It has been quiet here, partially due to the holidays but mainly due to family issues as things continued to be rather more dramatic than anyone really would like. A lot of people have asked me how my father is doing and I appreciate the interest and good wishes. It has been a bit of an up and down period I am afraid, and as things stand it is a waiting game although with cautious optimism that the outcome will be positive.
After getting home just before Christmas my father had a few days settling back in before being readmitted with internal bleeding, the drugs he was on to help destroy the clot on his lung having caused a stomach ulcer to rupture.
When we arrived at the hospital we were immediately contacted by a nurse and sat down in a quiet room by the consultant who was straight up with the seriousness of the situation. Although they and managed to stop the bleeding by basically throwing everything but the kitchen sink at the problem, in his state of health, my father would not be able to cope with the bleeding if it started again. The next few days, we were told, would be crucial, but if he made it through them without a relapse then the risk reduced substantially.
That was a difficult evening and I was very grateful for the support of friends and family.
As I write, my father is still with us which we are very thankful for. He is still in hospital as they have a balancing act to perform between the risk of re-bleeding on one hand with getting rid finally of the original problem of a blood clot on the lung (which is still restricting his oxygen intake) on the other, two issues with diametrically opposed treatments. At the same time, he has been bedridden for the best part of two weeks and is weak and uncomfortable so they need to get him moving again under his own steam.
The result is a he is getting bad tempered and bored.

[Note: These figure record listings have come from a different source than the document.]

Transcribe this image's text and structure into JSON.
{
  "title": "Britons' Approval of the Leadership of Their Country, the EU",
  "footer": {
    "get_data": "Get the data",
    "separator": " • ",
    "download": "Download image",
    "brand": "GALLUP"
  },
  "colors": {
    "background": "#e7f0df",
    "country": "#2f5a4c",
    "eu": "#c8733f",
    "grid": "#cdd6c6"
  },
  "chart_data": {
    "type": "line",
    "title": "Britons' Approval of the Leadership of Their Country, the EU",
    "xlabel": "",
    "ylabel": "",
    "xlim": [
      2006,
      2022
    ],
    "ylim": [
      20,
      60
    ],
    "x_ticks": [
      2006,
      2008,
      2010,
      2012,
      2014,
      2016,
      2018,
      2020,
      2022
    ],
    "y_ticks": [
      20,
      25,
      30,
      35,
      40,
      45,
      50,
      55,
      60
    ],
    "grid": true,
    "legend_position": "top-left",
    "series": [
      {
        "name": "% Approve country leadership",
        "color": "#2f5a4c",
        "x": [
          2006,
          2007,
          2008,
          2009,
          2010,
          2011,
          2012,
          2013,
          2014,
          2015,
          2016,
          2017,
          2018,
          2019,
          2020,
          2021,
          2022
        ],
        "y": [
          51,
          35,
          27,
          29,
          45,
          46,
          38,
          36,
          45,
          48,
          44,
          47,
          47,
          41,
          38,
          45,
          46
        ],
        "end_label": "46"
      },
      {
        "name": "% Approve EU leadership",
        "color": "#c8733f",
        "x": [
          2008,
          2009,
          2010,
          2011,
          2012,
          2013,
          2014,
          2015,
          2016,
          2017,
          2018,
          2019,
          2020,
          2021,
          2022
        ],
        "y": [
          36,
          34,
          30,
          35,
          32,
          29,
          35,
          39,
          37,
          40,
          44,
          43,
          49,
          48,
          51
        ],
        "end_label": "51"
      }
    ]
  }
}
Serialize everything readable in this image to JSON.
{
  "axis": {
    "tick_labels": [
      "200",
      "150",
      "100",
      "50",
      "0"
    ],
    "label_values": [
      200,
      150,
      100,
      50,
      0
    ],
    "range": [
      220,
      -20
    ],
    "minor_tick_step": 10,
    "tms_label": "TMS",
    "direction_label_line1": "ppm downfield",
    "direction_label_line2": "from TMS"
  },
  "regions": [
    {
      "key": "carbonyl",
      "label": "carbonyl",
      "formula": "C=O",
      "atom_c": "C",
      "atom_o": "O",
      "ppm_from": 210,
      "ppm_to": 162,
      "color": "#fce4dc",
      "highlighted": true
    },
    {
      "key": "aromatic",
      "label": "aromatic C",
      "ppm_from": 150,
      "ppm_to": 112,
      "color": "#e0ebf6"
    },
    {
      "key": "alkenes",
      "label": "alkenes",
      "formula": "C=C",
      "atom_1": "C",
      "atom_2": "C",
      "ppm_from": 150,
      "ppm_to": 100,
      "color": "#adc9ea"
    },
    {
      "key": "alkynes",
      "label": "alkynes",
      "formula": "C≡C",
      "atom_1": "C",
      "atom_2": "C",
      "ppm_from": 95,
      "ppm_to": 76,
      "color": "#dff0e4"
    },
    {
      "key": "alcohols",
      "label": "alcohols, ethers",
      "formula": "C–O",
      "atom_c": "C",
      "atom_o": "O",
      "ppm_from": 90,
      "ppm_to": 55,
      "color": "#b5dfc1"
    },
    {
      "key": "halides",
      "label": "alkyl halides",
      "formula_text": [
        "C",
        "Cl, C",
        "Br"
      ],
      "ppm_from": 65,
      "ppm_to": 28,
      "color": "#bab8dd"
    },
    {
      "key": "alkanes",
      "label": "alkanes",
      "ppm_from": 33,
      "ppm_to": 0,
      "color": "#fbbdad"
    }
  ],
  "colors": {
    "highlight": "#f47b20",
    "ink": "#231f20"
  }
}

I understand him well, as I share the reasons. Neither of us are terribly patient people, you see. Especially with anything that is out of our direct control. So for him at the moment it is ‘when can I go home?’ and ‘When will I feel well again?’ both of which are questions that depend on his treatment being successful and then the matter of how long it takes to get enough strength back in his legs after being bedridden for some time. I share that frustration but have the detachment to know that there is no point in rushing things, in some respects it appears that happened just before Christmas and the results were catastrophic. In addition, we are both from the ‘glass half empty’ side of the spectrum and tend therefore to focus on the negative things and not on the good news. The combination of impatience and negativity is not a good mix. That said, while the descent into grumpiness for both of us is fast, so the cheerfulness can return quickly when things change for the better. So, we wait in hope that the treatment works, that the physio guys get him moving and he can be back home – safely this time – and we’ll continue to be blessed with his presence. But I’ll be honest; I cannot really say anything with any certainty at this stage based on recent events.